GAZA – En 1984, le téléfilm « The Burning Bed » [Le lit en
feu] avait ouvert les yeux des Américains sur la réalité de la
violence domestique, longtemps dissimulée. Il a aidé à établir
dans l’esprit des Américains la validité du désespoir comme
circonstance atténuante dans certaines affaires criminelles.
Plus de 30 ans plus tard, dans une déclaration publiée le 18
décembre, un groupe d’ONG palestiniennes appelle le pouvoir
judiciaire palestinien à se pencher sur les effets de la
violence domestique alors qu’une femme fait appel de sa
condamnation à mort pour le meurtre de son mari.
C’est la première fois qu’une Palestinienne est condamnée à
mort depuis que l’Autorité Palestinienne a été créée en 1994.
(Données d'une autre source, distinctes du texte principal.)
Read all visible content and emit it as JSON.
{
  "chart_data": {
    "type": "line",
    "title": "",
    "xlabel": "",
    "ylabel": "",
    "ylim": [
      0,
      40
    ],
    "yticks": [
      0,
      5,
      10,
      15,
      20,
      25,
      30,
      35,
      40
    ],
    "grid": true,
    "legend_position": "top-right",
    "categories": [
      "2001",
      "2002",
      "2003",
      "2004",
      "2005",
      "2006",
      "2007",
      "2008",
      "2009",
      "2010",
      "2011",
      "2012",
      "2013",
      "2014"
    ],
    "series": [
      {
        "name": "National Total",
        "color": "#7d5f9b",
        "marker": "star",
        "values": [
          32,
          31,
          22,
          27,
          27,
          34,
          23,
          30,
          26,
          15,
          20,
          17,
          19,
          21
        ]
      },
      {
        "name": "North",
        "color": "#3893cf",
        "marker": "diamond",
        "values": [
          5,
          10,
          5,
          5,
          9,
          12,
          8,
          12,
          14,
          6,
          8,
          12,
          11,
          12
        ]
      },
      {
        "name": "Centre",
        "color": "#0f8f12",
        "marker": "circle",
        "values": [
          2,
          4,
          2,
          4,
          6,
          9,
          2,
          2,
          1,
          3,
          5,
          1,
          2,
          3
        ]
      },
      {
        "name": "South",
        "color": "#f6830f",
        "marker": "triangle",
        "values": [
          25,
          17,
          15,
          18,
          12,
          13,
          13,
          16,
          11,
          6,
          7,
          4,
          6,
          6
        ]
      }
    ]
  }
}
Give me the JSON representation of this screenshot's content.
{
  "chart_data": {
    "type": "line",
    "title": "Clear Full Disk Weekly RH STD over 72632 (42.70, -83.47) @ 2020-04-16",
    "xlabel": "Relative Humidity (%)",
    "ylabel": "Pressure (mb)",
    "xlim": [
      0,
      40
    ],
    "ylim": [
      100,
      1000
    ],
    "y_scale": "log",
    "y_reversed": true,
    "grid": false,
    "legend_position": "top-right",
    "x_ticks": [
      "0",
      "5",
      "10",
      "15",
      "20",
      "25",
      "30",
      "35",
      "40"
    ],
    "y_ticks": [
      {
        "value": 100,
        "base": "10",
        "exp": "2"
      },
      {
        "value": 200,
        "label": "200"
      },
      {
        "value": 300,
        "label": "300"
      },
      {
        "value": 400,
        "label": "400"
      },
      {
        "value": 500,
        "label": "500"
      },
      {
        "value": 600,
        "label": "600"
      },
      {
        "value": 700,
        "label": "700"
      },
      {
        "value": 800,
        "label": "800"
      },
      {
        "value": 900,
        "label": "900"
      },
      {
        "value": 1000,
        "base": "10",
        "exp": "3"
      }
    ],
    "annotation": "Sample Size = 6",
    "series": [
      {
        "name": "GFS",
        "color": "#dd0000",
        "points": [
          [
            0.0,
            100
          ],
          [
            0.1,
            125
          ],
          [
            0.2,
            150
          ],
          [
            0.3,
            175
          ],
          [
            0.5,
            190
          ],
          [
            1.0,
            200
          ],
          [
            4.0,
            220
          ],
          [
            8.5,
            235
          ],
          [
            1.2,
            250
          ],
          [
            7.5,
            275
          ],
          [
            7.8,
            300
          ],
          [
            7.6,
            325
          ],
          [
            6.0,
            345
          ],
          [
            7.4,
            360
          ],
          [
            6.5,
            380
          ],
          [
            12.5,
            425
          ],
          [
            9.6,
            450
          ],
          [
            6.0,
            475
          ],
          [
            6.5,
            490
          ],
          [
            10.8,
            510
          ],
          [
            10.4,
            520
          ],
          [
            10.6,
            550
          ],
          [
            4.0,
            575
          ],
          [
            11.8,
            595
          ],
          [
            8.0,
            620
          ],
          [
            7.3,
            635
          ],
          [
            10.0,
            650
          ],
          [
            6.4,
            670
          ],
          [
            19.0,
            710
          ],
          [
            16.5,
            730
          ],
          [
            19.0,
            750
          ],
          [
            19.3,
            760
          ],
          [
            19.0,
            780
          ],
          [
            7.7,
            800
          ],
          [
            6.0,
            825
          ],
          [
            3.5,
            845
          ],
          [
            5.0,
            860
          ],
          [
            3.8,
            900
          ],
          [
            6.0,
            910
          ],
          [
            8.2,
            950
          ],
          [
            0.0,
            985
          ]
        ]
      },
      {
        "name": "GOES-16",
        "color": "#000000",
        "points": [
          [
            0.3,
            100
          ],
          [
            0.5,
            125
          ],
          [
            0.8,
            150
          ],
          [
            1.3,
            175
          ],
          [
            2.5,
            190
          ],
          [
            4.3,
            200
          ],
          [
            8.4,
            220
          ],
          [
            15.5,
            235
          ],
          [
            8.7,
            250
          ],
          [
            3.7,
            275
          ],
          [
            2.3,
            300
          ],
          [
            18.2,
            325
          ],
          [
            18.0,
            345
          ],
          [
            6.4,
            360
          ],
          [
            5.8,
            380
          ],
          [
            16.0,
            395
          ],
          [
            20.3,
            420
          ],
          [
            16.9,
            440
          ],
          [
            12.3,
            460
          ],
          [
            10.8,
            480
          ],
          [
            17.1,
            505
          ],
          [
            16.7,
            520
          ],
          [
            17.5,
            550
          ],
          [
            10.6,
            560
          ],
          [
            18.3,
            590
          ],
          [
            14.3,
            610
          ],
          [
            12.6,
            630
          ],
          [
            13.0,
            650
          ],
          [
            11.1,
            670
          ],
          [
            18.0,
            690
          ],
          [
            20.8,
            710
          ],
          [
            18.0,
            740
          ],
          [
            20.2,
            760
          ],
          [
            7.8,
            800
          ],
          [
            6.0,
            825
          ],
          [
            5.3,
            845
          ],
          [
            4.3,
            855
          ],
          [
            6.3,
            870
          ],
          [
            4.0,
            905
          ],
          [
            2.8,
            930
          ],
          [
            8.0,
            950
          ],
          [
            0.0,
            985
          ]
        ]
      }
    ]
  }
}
L’alliance Al Muntada, qui regroupe 14 organisations de
défense des droits des femmes et des droits de l’homme, craint
que l’exécution de la peine n’ouvre la voie à d’autres peines
de mort contre des femmes palestiniennes, y compris celles qui
souffrent du phénomène croissant de violence domestique et
sociale.
Le 5 octobre, le tribunal de première instance de Khan Yunis a
jugé Nahla Abu Anzeh, âgée de 26 ans, coupable d’avoir tué son
mari en janvier dernier, et l’a condamnée à mort par
pendaison.
Le mari d’Anzeh la battait, selon Zeinab al-Ghonaimi, la
directrice du Centre pour la recherche et le conseil
juridiques des femmes de la bande de Gaza (CWLRC).
Des médias, comme France 24 le 13 décembre, ont indiqué que le
procureur de Gaza Ismail Jaber avait dit, selon l’AFP: « Le
jour où il a été tué, [Anzeh] avait proposé à son mari d’aller
prendre l’air près de leur petite maison dans le quartier
pauvre de Khan Yunis, au sud de la bande de Gaza. Ils ont
parcouru une petite distance en charrette à âne puis son mari
a voulu se soulager. Elle a alors sorti le couteau qu’elle
avait acheté quelques jours auparavant et l’a poignardé dans
le dos à plusieurs reprises ».
L’avocat Bakr al-Turkmani, coordinateur des enquêtes et des
plaintes à la Commission indépendante pour les droits de
l’homme (CIDH) à Gaza, a dénoncé le jugement et a exigé son
réexamen, arguant que la peine de mort n’est pas une sanction
dissuasive et qu’elle « n’est pas en accord avec la
philosophie moderne de la punition, qui a comme base de ne pas
nuire à des tiers innocents ». Il a dit à Al-Monitor qu’Anzeh
« a un enfant de 2 ans qui a déjà perdu son père … qui a été
assassiné, et pourrait maintenant aussi perdre sa mère. Cela
mettrait en péril son avenir étant donné qu’il n’y a pas
d’institutions officielles pour s’occuper des enfants à
Gaza ». Une peine réduite permettrait de limiter les dégâts,
a-t-il indiqué.
Il a ajouté que cette affaire inquiétait beaucoup le CIDH, car
ce jugement établit un précédent historique dans les
territoires palestiniens.
« Nous suivons l’affaire de près pour nous assurer que [Anzeh]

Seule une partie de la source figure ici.